Первое, что она сделала, стремительно въехав на машине во двор своей усадьбы, приказала найти Полину. Не говоря ни слова, она схватила ее за руку и втащила в полуподвальное бетонное цокольное помещение дома, где когда-то была коптильня, а сейчас хранились продовольственные и иные запасы и всяческая рухлядь.

Посреди подвала стоял большой деревянный стол, обитый железом, предназначенный для разделки мяса. Полина с удивлением и тревогой наблюдала, как Гертруда сбросила с лавки на пол соломенный тюфяк и ватный матрас, одеяло, подушку. Старуха приказала девушке сделать из них постель на столе. Потом велела ей принести два ведра воды, рядом с ними поставила таз.
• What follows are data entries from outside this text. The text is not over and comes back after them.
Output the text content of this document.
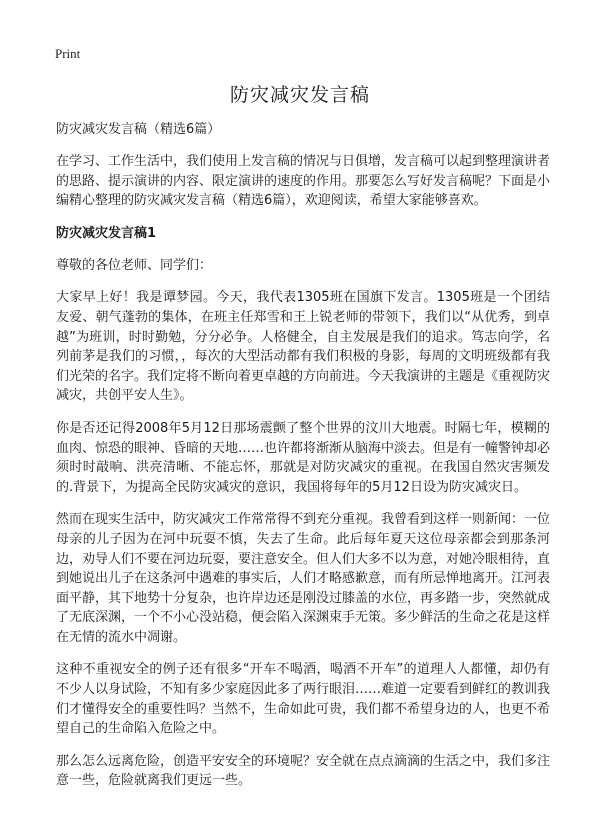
Print
防灾减灾发言稿
防灾减灾发言稿（精选6篇）

在学习、工作生活中，我们使用上发言稿的情况与日俱增，发言稿可以起到整理演讲者的思路、提示演讲的内容、限定演讲的速度的作用。那要怎么写好发言稿呢？下面是小编精心整理的防灾减灾发言稿（精选6篇），欢迎阅读，希望大家能够喜欢。

防灾减灾发言稿1

尊敬的各位老师、同学们：

大家早上好！我是谭梦园。今天，我代表1305班在国旗下发言。1305班是一个团结友爱、朝气蓬勃的集体，在班主任郑雪和王上锐老师的带领下，我们以“从优秀，到卓越”为班训，时时勤勉，分分必争。人格健全，自主发展是我们的追求。笃志向学，名列前茅是我们的习惯，，每次的大型活动都有我们积极的身影，每周的文明班级都有我们光荣的名字。我们定将不断向着更卓越的方向前进。今天我演讲的主题是《重视防灾减灾，共创平安人生》。

你是否还记得2008年5月12日那场震颤了整个世界的汶川大地震。时隔七年，模糊的血肉、惊恐的眼神、昏暗的天地……也许都将渐渐从脑海中淡去。但是有一幢警钟却必须时时敲响、洪亮清晰、不能忘怀，那就是对防灾减灾的重视。在我国自然灾害频发的.背景下，为提高全民防灾减灾的意识，我国将每年的5月12日设为防灾减灾日。

然而在现实生活中，防灾减灾工作常常得不到充分重视。我曾看到这样一则新闻：一位母亲的儿子因为在河中玩耍不慎，失去了生命。此后每年夏天这位母亲都会到那条河边，劝导人们不要在河边玩耍，要注意安全。但人们大多不以为意，对她冷眼相待，直到她说出儿子在这条河中遇难的事实后，人们才略感歉意，而有所忌惮地离开。江河表面平静，其下地势十分复杂，也许岸边还是刚没过膝盖的水位，再多踏一步，突然就成了无底深渊，一个不小心没站稳，便会陷入深渊束手无策。多少鲜活的生命之花是这样在无情的流水中凋谢。

这种不重视安全的例子还有很多“开车不喝酒，喝酒不开车”的道理人人都懂，却仍有不少人以身试险，不知有多少家庭因此多了两行眼泪……难道一定要看到鲜红的教训我们才懂得安全的重要性吗？当然不，生命如此可贵，我们都不希望身边的人，也更不希望自己的生命陷入危险之中。

那么怎么远离危险，创造平安安全的环境呢？安全就在点点滴滴的生活之中，我们多注意一些，危险就离我们更远一些。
После этого она села, сложила руки под грудью и, опустив голову, долго молчала.

Решение запереть Полину в подвале, чтобы не допустить ее встречи с русскими солдатами, пришло ей в голову ещё в машине, по ходу рассказа офицера о катастрофическом положении на фронте. Она так и поступила, действуя спонтанно. А сейчас задумалась: имеет ли это смысл? Если русские придут, как долго они будут здесь оставаться? Рожать Полина будет только осенью. Столько времени удерживать ее под замком невозможно. В усадьбе полно людей и своих, и чужих, утаить что-то от их глаз и ушей трудно. Тем более, что в большинстве своём эти глаза и уши к дружелюбию с ней не расположены.

Наконец, решив, что ещё есть время, чтобы что-нибудь придумать, шлёпнув ладонями по коленям, она встала.
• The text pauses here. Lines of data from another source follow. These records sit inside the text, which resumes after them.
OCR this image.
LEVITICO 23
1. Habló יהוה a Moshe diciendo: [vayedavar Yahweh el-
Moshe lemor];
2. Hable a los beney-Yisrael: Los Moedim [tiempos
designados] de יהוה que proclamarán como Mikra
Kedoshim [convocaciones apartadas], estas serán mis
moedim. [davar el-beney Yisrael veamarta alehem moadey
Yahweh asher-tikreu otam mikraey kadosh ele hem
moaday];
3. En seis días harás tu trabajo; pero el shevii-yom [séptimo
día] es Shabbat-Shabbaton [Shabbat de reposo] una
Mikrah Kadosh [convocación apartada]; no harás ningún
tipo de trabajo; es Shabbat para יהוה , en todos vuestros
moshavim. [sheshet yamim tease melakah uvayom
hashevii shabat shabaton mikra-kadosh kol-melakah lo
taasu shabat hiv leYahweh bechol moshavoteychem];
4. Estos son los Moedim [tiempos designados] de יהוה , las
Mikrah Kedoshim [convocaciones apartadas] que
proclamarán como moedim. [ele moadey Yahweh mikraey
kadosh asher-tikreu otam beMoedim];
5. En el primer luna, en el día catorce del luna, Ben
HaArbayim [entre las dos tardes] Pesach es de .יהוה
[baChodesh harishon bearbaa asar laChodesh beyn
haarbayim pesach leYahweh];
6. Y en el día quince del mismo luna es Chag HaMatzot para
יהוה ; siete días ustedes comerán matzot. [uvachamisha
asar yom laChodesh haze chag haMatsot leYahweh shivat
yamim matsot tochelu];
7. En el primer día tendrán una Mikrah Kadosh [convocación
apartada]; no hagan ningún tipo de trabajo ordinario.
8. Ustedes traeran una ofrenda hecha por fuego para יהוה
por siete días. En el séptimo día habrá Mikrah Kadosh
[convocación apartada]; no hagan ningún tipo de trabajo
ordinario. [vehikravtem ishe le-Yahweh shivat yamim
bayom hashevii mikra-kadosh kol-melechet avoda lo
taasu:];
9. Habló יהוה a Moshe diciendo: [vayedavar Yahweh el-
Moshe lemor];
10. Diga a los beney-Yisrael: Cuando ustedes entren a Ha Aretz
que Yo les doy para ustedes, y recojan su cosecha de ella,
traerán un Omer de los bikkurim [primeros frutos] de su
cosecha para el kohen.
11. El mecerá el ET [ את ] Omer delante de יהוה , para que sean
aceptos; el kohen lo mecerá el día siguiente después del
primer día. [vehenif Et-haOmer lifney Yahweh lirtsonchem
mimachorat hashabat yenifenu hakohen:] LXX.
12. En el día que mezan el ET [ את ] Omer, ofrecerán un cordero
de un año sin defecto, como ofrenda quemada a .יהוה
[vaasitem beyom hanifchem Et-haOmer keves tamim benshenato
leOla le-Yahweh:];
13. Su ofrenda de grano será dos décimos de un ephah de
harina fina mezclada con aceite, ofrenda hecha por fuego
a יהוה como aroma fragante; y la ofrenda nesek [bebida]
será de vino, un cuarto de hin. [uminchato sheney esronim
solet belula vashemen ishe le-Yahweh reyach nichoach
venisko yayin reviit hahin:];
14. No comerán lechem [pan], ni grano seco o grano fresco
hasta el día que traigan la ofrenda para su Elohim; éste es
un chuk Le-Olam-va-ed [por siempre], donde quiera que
– Пока будешь жить здесь, – сказала Гертруда, – еду тебе буду приносить. Выходить ты не сможешь. Буду тебя закрывать. Стульчак найдёшь вон там в углу. По ночам будешь выносить.

Гертруда сначала выжидательно, а потом удивлённо посмотрела на Полину. Она думала, что та будет расспрашивать ее, почему и как долго ей придётся находиться взаперти. Но девушка молчала. Для неё уже не было секретом, что Гертруда ждёт от неё ребёнка не меньше, чем она сама. И догадывалась, почему Гертруда ее изолирует.

ПОЛИНА

Гертруда вышла, заскрежетал наружный засов двери подвала. В помещении было прохладно. Полина не стала раздеваться, забралась на свою постель на столе и закинула руки за голову. С тех пор, как она поняла, что беременна, что Норман может никогда не вернуться, что германская армия отступает перед советскими войсками, она находилась в состоянии тревоги, беспокойства, возбуждения. И сейчас путанные мысли вихрем носились в ее голове.
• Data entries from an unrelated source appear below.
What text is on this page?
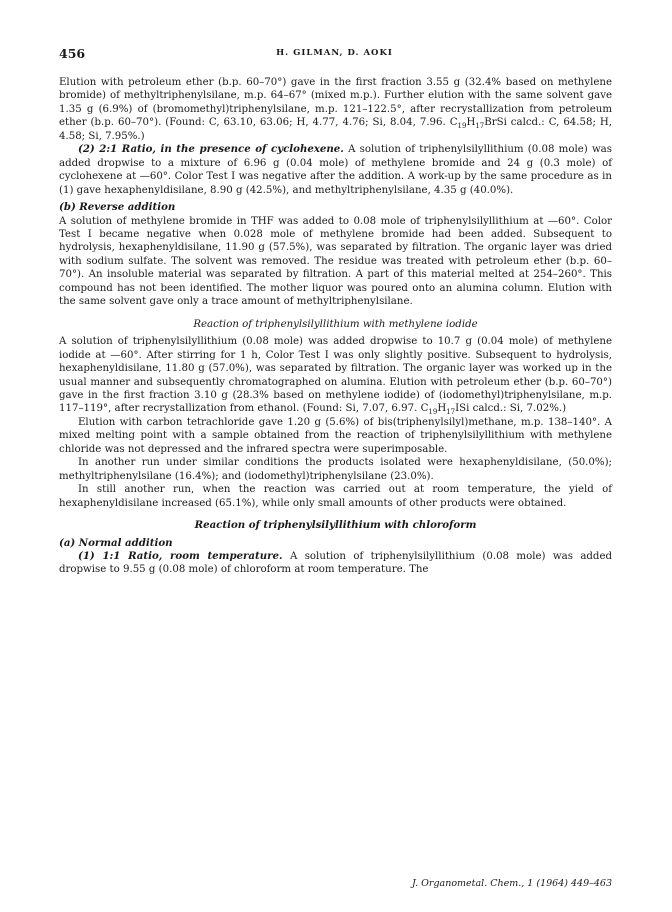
456	H. GILMAN, D. AOKI

Elution with petroleum ether (b.p. 60–70°) gave in the first fraction 3.55 g (32.4% based on methylene bromide) of methyltriphenylsilane, m.p. 64–67° (mixed m.p.). Further elution with the same solvent gave 1.35 g (6.9%) of (bromomethyl)triphenylsilane, m.p. 121–122.5°, after recrystallization from petroleum ether (b.p. 60–70°). (Found: C, 63.10, 63.06; H, 4.77, 4.76; Si, 8.04, 7.96. $C_{19}H_{17}BrSi$ calcd.: C, 64.58; H, 4.58; Si, 7.95%.)

(2) 2:1 Ratio, in the presence of cyclohexene. A solution of triphenylsilyllithium (0.08 mole) was added dropwise to a mixture of 6.96 g (0.04 mole) of methylene bromide and 24 g (0.3 mole) of cyclohexene at —60°. Color Test I was negative after the addition. A work-up by the same procedure as in (1) gave hexaphenyldisilane, 8.90 g (42.5%), and methyltriphenylsilane, 4.35 g (40.0%).

(b) Reverse addition

A solution of methylene bromide in THF was added to 0.08 mole of triphenylsilyllithium at —60°. Color Test I became negative when 0.028 mole of methylene bromide had been added. Subsequent to hydrolysis, hexaphenyldisilane, 11.90 g (57.5%), was separated by filtration. The organic layer was dried with sodium sulfate. The solvent was removed. The residue was treated with petroleum ether (b.p. 60–70°). An insoluble material was separated by filtration. A part of this material melted at 254–260°. This compound has not been identified. The mother liquor was poured onto an alumina column. Elution with the same solvent gave only a trace amount of methyltriphenylsilane.

Reaction of triphenylsilyllithium with methylene iodide

A solution of triphenylsilyllithium (0.08 mole) was added dropwise to 10.7 g (0.04 mole) of methylene iodide at —60°. After stirring for 1 h, Color Test I was only slightly positive. Subsequent to hydrolysis, hexaphenyldisilane, 11.80 g (57.0%), was separated by filtration. The organic layer was worked up in the usual manner and subsequently chromatographed on alumina. Elution with petroleum ether (b.p. 60–70°) gave in the first fraction 3.10 g (28.3% based on methylene iodide) of (iodomethyl)triphenylsilane, m.p. 117–119°, after recrystallization from ethanol. (Found: Si, 7.07, 6.97. $C_{19}H_{17}ISi$ calcd.: Si, 7.02%.)

Elution with carbon tetrachloride gave 1.20 g (5.6%) of bis(triphenylsilyl)methane, m.p. 138–140°. A mixed melting point with a sample obtained from the reaction of triphenylsilyllithium with methylene chloride was not depressed and the infrared spectra were superimposable.

In another run under similar conditions the products isolated were hexaphenyldisilane, (50.0%); methyltriphenylsilane (16.4%); and (iodomethyl)triphenylsilane (23.0%).

In still another run, when the reaction was carried out at room temperature, the yield of hexaphenyldisilane increased (65.1%), while only small amounts of other products were obtained.

Reaction of triphenylsilyllithium with chloroform

(a) Normal addition

(1) 1:1 Ratio, room temperature. A solution of triphenylsilyllithium (0.08 mole) was added dropwise to 9.55 g (0.08 mole) of chloroform at room temperature. The

J. Organometal. Chem., 1 (1964) 449–463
Норман был ее первым мужчиной, отцом их будущего ребёнка. Но сейчас она не была рада этому ребёнку. Возможно, раньше, в те недели эйфории любви, которую она переживала, пока Норман находился дома на излечении после ранения, она бы восприняла свою беременность по-другому. Тогда ей казалось, что случилось чудо, что она выбирается из болота рабства и унижений, что у неё может сложиться семья. Она живёт с Норманом в одном доме, он с ней ласков и предупредителен, она ежедневно делит с ним постель, они вместе с его матерью питаются за одним столом.

И когда на ее вопрос: «А если у меня будет ребёнок?», он, не задумываясь, весело ответил, что, если будет мальчик, они назовут его Эрих, а девочке имя пусть она придумает сама, у неё отпали почти все сомнения в благополучности своего будущего с Норманом. Тем более, что в исходе войны в пользу Германии никто вокруг неё в то время не сомневался.

Но теперь все изменилось. Германия терпела поражения. Норман пропал и, может быть, уже мёртв. В последний свой приезд в конце 44-го он был уже немножко другим, не столь нежным. Ее стало раздражать, когда он, лаская ее, перебирая ее волосы, вспоминал свою любимую покойную сестру. Иногда даже называл Полину ее именем. Это вызывало у неё беспокойство, настораживало, подтачивало ее отношение к нему. Как долго он будет ласков с ней только потому, что она напоминает ему его обожаемую сестрёнку? Ведь кроме того разговора об имени возможного ребёнка, Норман больше ни разу даже не намекнул на возможность совместной семейной жизни в будущем.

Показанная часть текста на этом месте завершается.